L'economia cinese frena ancora nel quarto trimestre e segna il 6,4%. Il che si traduce in una crescita economica del 6,6% su base annua. Non scendeva così in basso dal 1990. La seconda economia al mondo, dunque, rallenta, confermando le attese degli analisti, ma non deraglia.
Intanto la Cina resta esposta agli shock esterni, a cominciare dalle bordate della guerra commerciale con gli Stati Uniti. Per questo Pechino preme per trovare un accordo con Washington, prima della scadenza della tregua sui dazi fissata al primo marzo.
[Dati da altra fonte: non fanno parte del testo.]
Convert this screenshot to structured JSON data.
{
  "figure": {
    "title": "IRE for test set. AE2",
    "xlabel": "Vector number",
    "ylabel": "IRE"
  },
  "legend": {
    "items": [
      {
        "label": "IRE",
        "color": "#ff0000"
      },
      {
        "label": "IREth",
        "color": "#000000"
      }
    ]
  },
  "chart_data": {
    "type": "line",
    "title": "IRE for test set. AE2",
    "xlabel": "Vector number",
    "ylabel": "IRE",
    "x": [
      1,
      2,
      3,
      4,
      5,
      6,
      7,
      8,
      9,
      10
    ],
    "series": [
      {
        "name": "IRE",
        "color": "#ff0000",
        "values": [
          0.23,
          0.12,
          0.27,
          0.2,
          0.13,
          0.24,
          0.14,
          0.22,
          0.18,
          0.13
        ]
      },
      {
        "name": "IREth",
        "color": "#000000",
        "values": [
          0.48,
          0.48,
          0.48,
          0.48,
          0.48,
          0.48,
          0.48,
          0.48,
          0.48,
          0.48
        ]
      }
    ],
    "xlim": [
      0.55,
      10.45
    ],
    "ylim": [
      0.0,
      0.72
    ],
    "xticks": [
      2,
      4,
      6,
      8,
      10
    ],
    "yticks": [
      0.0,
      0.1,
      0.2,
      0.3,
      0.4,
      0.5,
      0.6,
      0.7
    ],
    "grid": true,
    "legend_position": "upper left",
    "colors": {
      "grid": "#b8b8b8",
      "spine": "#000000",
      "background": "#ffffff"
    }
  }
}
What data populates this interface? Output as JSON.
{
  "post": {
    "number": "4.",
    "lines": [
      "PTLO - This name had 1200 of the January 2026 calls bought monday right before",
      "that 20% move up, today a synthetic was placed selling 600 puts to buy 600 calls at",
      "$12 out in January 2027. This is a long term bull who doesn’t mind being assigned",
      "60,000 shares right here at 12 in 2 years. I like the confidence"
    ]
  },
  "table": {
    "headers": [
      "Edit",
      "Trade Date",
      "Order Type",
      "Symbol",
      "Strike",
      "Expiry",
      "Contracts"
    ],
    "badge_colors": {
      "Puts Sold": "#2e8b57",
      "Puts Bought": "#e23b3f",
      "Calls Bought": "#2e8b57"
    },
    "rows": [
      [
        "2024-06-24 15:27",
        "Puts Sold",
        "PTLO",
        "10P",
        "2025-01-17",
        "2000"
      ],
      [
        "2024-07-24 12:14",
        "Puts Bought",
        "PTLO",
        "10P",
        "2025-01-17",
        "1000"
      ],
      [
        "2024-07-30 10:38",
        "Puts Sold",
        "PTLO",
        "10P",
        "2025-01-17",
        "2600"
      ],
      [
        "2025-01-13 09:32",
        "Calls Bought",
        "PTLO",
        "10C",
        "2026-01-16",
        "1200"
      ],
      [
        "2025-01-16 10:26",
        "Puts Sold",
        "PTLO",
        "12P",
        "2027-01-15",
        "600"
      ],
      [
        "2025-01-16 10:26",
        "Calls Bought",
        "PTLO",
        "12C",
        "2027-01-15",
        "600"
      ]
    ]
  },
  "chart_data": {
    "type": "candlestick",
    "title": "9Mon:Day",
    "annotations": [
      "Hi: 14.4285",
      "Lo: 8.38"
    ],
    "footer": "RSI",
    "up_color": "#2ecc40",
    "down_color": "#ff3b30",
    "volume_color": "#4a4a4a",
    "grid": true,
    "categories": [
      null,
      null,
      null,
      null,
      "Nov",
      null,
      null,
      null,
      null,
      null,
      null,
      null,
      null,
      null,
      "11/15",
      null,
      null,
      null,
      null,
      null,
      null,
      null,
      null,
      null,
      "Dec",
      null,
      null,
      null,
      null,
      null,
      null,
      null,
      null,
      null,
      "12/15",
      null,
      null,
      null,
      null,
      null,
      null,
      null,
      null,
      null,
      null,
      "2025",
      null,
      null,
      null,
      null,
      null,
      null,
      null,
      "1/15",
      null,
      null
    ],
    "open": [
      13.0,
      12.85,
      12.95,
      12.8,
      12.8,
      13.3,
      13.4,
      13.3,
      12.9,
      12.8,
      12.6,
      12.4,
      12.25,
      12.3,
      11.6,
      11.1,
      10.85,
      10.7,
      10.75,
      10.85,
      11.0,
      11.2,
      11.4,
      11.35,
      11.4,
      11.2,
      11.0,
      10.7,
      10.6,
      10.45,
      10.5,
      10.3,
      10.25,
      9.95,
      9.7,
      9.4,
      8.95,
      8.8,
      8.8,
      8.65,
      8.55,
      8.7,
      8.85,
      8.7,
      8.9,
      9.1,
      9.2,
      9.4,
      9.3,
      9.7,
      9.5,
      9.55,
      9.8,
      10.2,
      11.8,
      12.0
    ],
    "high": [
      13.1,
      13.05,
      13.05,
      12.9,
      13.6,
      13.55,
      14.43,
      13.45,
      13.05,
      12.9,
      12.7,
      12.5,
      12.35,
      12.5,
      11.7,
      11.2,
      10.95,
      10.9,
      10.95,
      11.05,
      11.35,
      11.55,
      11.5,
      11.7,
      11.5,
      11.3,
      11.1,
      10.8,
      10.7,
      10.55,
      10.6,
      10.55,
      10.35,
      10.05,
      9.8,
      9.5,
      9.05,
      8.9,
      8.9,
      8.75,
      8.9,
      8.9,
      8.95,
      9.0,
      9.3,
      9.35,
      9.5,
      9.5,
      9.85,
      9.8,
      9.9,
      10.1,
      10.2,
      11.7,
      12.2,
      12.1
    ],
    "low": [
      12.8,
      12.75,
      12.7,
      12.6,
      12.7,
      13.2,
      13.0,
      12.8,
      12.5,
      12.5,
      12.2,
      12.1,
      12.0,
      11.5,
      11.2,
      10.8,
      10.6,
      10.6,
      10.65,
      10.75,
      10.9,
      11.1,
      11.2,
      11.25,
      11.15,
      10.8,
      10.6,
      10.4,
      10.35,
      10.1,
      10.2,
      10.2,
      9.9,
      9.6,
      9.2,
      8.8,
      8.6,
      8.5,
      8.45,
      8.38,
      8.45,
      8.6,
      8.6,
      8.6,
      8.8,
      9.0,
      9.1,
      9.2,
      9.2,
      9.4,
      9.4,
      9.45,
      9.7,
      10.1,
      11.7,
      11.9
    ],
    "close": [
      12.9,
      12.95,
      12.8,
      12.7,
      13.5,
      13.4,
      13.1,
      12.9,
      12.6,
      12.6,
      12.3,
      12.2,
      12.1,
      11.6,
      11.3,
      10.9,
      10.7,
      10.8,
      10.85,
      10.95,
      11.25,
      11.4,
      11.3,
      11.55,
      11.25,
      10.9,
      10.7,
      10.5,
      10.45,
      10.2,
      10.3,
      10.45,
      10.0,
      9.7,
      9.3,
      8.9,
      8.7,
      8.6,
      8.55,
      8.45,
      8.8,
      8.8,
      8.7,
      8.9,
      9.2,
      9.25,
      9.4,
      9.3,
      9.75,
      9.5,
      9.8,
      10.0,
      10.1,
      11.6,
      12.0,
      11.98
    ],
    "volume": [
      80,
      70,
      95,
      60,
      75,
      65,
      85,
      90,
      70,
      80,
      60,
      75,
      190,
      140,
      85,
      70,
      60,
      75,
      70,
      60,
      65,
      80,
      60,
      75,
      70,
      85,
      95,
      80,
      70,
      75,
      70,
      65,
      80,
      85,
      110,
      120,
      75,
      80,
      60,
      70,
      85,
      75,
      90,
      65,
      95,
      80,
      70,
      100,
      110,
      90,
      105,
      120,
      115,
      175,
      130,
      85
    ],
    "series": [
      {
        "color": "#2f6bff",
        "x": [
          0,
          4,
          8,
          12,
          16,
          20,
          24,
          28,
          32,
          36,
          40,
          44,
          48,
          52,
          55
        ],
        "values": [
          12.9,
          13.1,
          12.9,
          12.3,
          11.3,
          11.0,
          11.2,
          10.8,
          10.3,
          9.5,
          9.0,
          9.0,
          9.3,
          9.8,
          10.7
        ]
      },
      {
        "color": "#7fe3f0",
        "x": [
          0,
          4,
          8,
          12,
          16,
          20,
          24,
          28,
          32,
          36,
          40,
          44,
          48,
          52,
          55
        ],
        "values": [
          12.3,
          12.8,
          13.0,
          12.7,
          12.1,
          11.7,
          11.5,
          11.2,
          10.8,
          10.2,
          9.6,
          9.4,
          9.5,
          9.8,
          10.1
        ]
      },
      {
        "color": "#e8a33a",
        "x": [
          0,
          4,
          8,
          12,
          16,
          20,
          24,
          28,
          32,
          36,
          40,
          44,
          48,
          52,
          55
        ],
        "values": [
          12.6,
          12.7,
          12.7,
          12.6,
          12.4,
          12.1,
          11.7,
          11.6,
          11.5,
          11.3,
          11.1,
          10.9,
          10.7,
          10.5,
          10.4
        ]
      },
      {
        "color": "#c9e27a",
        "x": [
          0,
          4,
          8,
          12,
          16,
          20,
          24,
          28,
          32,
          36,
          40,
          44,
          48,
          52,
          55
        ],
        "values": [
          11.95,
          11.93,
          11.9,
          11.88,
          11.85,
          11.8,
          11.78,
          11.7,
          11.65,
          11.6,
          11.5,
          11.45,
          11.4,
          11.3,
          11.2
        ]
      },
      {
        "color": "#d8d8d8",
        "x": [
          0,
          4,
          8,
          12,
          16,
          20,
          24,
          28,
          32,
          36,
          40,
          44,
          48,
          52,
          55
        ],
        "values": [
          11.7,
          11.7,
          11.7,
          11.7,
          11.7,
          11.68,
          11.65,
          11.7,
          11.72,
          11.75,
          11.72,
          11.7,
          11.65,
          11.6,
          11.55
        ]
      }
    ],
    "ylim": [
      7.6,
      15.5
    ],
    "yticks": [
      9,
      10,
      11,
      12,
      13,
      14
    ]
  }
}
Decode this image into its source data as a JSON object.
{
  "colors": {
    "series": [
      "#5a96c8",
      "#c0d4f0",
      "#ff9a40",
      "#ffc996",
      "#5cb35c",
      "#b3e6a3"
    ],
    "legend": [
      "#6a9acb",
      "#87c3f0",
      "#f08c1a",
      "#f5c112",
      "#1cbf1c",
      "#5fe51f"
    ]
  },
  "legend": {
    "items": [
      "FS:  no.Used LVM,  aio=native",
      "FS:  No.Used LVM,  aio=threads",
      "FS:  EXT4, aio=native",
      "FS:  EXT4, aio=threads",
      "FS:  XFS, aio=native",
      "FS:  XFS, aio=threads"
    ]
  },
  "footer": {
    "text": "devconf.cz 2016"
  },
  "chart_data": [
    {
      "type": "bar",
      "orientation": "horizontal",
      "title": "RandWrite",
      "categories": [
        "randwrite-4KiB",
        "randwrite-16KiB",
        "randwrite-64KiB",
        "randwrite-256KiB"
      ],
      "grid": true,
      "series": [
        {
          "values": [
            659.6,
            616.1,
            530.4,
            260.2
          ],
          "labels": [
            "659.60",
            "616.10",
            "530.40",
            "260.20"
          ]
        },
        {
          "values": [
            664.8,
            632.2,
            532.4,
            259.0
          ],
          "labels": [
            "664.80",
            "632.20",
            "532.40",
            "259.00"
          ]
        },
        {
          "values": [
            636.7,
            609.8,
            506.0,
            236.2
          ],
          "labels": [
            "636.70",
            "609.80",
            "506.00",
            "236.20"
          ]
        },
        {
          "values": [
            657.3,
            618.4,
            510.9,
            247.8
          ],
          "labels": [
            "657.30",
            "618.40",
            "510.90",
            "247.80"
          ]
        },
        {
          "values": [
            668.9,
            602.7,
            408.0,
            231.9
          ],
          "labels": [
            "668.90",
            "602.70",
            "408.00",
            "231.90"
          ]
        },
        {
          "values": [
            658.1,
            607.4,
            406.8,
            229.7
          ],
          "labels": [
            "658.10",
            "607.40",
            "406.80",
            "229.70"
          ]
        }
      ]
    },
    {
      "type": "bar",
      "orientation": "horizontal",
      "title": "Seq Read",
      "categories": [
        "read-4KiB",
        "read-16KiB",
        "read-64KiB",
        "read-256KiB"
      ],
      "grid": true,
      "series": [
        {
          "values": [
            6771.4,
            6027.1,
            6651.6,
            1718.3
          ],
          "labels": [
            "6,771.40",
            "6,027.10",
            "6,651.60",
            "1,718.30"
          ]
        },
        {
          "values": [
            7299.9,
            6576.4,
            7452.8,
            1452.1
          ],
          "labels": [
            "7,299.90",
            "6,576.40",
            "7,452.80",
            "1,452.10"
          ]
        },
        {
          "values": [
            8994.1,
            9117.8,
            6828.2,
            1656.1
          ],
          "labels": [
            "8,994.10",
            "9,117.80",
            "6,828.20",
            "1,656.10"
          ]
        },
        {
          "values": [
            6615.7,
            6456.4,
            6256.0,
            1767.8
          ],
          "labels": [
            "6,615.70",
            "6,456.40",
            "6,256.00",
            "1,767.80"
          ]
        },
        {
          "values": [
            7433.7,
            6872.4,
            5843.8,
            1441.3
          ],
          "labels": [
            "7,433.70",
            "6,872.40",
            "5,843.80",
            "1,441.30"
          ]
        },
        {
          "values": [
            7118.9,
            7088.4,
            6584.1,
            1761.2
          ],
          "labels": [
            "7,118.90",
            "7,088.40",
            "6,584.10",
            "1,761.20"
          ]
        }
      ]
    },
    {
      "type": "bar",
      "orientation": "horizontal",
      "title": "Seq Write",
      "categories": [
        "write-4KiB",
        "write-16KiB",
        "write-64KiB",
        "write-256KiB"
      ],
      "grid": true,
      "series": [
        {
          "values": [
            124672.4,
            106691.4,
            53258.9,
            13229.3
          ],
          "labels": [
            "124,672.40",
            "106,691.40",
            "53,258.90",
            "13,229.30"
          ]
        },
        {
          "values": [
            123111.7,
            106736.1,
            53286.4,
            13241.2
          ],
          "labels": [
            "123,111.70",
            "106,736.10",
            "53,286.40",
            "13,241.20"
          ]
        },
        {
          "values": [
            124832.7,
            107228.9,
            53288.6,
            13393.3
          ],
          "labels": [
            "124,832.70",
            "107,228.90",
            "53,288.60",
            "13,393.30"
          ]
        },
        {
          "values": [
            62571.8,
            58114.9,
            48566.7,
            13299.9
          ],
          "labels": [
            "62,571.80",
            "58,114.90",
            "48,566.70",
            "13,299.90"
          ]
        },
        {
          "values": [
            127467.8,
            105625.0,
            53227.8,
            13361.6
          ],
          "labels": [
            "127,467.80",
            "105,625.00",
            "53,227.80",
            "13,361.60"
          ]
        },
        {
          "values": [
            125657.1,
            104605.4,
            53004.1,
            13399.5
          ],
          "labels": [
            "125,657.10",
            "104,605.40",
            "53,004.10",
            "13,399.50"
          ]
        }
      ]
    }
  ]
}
Il 30 gennaio Liu He, il capo negoziatore del presidente Xi Jinping, sarà negli Usa per un nuovo round di negoziati. Solo a quel punto la Cina dovrebbe definire gli obiettivi di crescita per l’anno appena iniziato.
I segnali, tuttavia, non sono molto confortanti per il Dragone. La produzione industriale sale del 5,7% annuo a dicembre e del 6,2% su base annua. Le vendite al dettaglio in Cina segnano l'8,2% nell’ultimo mese del 2018 e il 9% nell’intero anno. Stabili (seppur a livelli bassi) gli investimenti. Sarebbero dati notevoli per un'economia europea, ma troppo poco per un paese come la Cina abituato a un lungo periodo di crescita molto robusta.
La Banca Centrale, pur senza toccare i tassi di interesse, ha garantito una politica monetaria accomodante. Sarà sufficiente per risalire la china? Guardando a come negli ultimi mesi si sia deteriorata la fiducia di aziende e consumatori, potrebbe non esserci la ripresa immediata auspicata da Pechino, anzi è possibile il verificarsi di un peggioramento ulteriore della situazione macroeconomica prima di rilevare un’inversione di tendenza. Nel frattempo l’economia globale resta con il fiato sospeso.